Para mim, que vivo de literatura, a questão fundamental que se deve pôr nesta fala sobre as contribuições das gerações uspianas é a do sentido do tempo hoje, na cultura da sociedade neoliberal. Várias outras questões se relacionam a ela, como a da história e, no caso, especificamente, a da história literária. Falando das contribuições das gerações uspianas – penso que se deve fazê-lo no sentido de contribuições à sistematização da cultura e da sua inovação democrática no país – acho que é sobre o valor das transformações da experiência das obras desses intelectuais que é pertinente falar. Elas são obras animadas de um empenho construtivo que é fundamentalmente uma crítica de toda forma de obscurantismo.

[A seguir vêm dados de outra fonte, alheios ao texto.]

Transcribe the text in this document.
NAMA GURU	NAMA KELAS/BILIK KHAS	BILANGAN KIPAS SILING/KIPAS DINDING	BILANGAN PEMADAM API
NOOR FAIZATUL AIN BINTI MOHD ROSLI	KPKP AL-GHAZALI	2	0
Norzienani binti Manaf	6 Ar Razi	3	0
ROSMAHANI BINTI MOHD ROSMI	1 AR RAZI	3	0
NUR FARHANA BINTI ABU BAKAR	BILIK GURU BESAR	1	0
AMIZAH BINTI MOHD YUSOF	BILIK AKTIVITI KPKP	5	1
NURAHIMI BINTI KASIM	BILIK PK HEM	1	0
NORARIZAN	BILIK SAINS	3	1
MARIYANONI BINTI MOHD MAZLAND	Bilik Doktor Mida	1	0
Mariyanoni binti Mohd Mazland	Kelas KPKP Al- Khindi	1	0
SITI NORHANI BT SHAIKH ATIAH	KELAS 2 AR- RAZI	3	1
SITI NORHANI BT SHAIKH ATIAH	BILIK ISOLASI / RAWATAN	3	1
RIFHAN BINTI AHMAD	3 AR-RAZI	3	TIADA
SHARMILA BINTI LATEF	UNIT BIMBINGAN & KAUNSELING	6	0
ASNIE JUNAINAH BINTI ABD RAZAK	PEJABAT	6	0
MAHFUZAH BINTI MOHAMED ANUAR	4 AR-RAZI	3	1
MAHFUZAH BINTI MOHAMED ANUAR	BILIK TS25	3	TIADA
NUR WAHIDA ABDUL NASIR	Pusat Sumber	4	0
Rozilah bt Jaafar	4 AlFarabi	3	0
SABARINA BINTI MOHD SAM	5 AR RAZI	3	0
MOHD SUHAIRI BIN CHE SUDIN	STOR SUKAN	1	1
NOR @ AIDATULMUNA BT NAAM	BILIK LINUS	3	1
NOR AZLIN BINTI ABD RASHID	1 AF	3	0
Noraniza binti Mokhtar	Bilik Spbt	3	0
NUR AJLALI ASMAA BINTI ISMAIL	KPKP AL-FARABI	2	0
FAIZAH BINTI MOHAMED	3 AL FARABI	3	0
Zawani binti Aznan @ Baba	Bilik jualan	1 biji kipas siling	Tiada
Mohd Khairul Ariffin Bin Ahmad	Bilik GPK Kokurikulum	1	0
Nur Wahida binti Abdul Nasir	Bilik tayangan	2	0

Hoje, porém, processos econômicos antidemocráticos excluem massas gigantescas do consumo produtivo da cultura, em um sentido diametralmente oposto ao esforço deles. Por isso, falar da contribuição das gerações uspianas não implica apenas opções literárias ou acadêmicas. Quando uma parcela significativa de ex-intelectuais de várias gerações da USP se alia ao grande capital que neutraliza a cultura e a crítica da cultura no museu de tudo da troca como a contraparte clássica e necessária da validação das mercadorias culturais, põe-se em questão a representação ilustrada que as letras, a crítica das letras e a história das letras se autoconferiram desde o século XVIII – a de serem fatores progressistas de transformação e esclarecimento – que também caracteriza a obra desses intelectuais.
Também se põe em questão, por isso mesmo, o valor e o sentido da literatura e do ensino da história da literatura para as gerações de hoje. A questão fica ainda mais agudizada quando lembramos que o lugar institucional que confere existência teórica para a história e a crítica literárias, a universidade, hoje está na proa desses processos antidemocráticos que referi. Nessa nova ordem de coisas, mais que nunca a vida cotidiana e o saber não se integram, e a indiferenciação resultante aparece capitalizada nas formas regressivas e cínicas da cultura como a barbárie naturalizada que vivemos.
Evidentemente, isso infelizmente não é novo. No Brasil, desde os anos 1930 até os 1990, a permanente não-integração de cultura e vida atravessou e atravessa as gerações uspianas críticas. É também problema hoje, como foi problema para as gerações anteriores, o valor e o sentido dos usos sociais das matérias culturais. Mas de modo diverso, certamente, porque agora, quando a realidade é “qualquer coisa” e “vale tudo”, como dizem japoneses, o abandono da negatividade crítica faz com que a questão de o “que fazer” com a experiência do passado nas apropriações do presente não mais tenha pertinência, principalmente porque a tendência naturalizada com sombria euforia também nos círculos universitários da USP é a de apropriar-se da experiência de modo acrítico, a-histórico ou transistórico, segundo a dupla desistoricização que aliena a experiência passada da particularidade de seu tempo e universaliza a particularidade do presente como eternidade da troca mercantil e da miséria.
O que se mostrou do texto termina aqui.